Last week I was in Shopko, trying to find a swim top that would contain my busty self. I learned this is not an easy task in August in Redding. I just wanted to find something that would stay put, convey comfort, and that was C-H-E-A-P.
Consumer options are limited on the best of days in the Redding retail world. I believe that the presumption on the part of retailers in Redding is that by August, everyone who’s gonna be suited up, is suited up. And maybe that’s true. It wouldn’t be the first time I didn’t deal with the season’s wardrobe needs until half past the season’s change.
The swimsuit selection was narrowed down to a single small rack of suits that clearly just weren’t going to sell. There wasn’t a single top in my size. Frustrated, I wandered over to the sports bras and found something attractive, which honestly, meaningfully covers more of me than any of those swimsuits would have.
By this time, I was feeling pretty burnt out. Shopping wears me out on a good day. I was tired and nauseated to boot. And then there was the whole seeing myself in the dressing room mirror thing. I look fat(ter) without my hair. My skin hangs off my face. The dark bags under my eyes make those orbs look haunting. I dragged myself to the checkout counter feeling like 180 pounds of death-warmed-over-crap-on-toast. No matter, it was really the perfect accompaniment to the pity party I’d been pitching myself all day like it was time for high tea with the queen.
As I approached the cashier, a smile drew across my face as she commented on my head scarf—a blue, yellow and green number with a “Peace” and “Love” design on it. “You really do that scarf some justice,” she said.
Noting her name on her name tag, I said, “Thanks, Val.” I wasn’t feeling too hospitable. I just wanted to get out of the store.
“My sister wore scarves like that when she was getting rid of her cancer.” This made me perk up. It’s not all that often that I hear people use vernacular similar to mine. I refuse to say that I “have” cancer, because it feels like then I’m admitting that it has me, too. I’m not going there.
I smiled at Valerie again as she handed me my change, and told her to have an awesome day. Valerie looked at me again and said, “You smile just like Aimee did, too. You’re gonna kick this thing.”
I thanked her and walked toward the door. Like Aimee “did”?
I exited the building, bracing myself to take on the next challenge of recalling where I parked my car. As I was scanning the parking lot, I felt someone’s hand on my shoulder. Startled, I turned around and faced Valerie.
Quickly, almost furtively, Valerie asked me, “Can you come back in on Wednesday or Thursday next week?
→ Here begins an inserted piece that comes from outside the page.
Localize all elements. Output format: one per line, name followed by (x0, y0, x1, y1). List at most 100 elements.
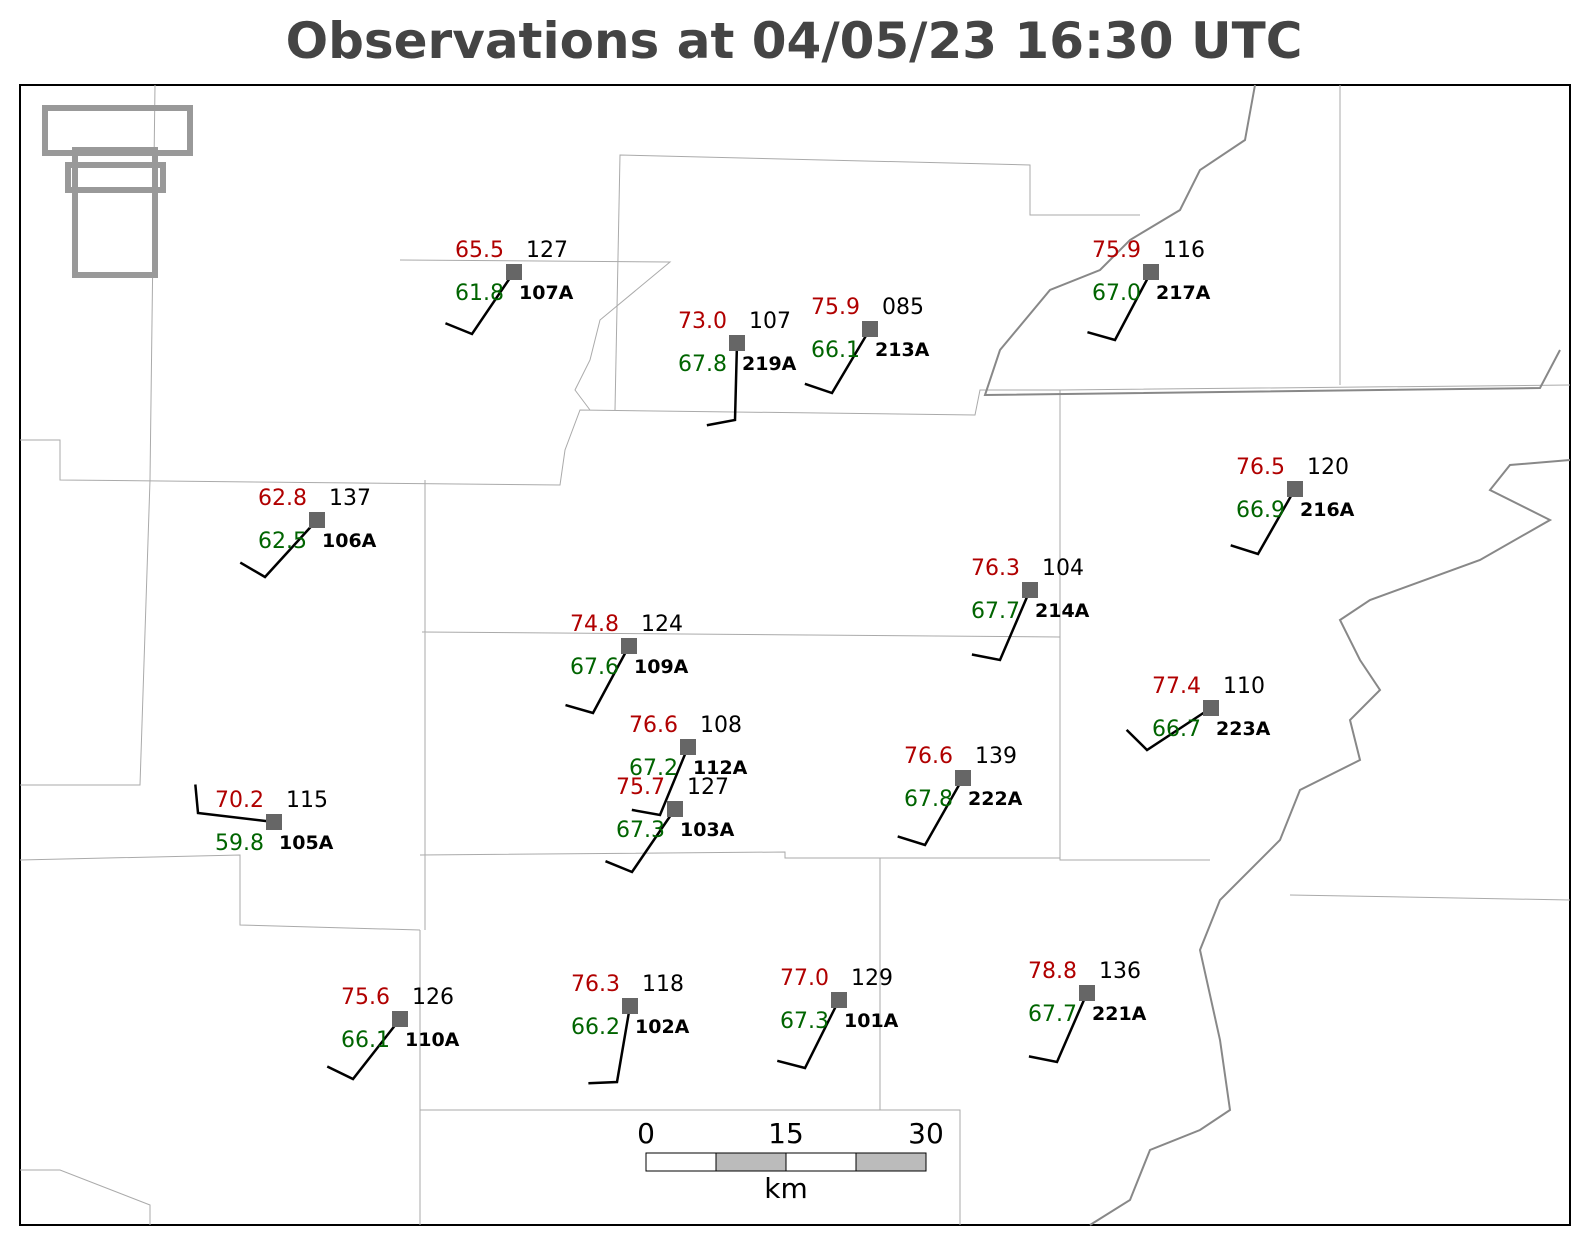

I have something I want to give you.”
I was a little confused as I answered her tentatively, “Sure?”
Recognizing my reluctance, Valerie explained to me that she wanted to give me a scarf that belonged to her sister, Aimee. She told me how Aimee fought off cancer and lived another two years before she was randomly hit by a drunk driver while crossing a street in Sacramento.
I didn’t even know what to say to that, but agreed to come back and meet her.
When I returned to Shopko earlier this week, I met up with Valerie, and she gave me the scarf, as promised. Upon reflection, I don’t know that I had any expectation of exactly what kind of scarf she was talking about. As Valerie handed me an ordinary looking white bandana, I was struck by its simplicity.
I listened as Valerie told me about how much Aimee’s battle with cancer changed her own perspective on life, and how rich it made Aimee’s life as she made the most of two more years of “life’s second chance” by traveling, finishing her master’s degree, and designing her own home.
“We all live on borrowed time,” Valerie told me.
I don’t know that I agree with that. I believe we live in our appointed time. Our allotted time. But sometimes, I think we keep that appointment on borrowed faith and hope. I am grateful for those who share.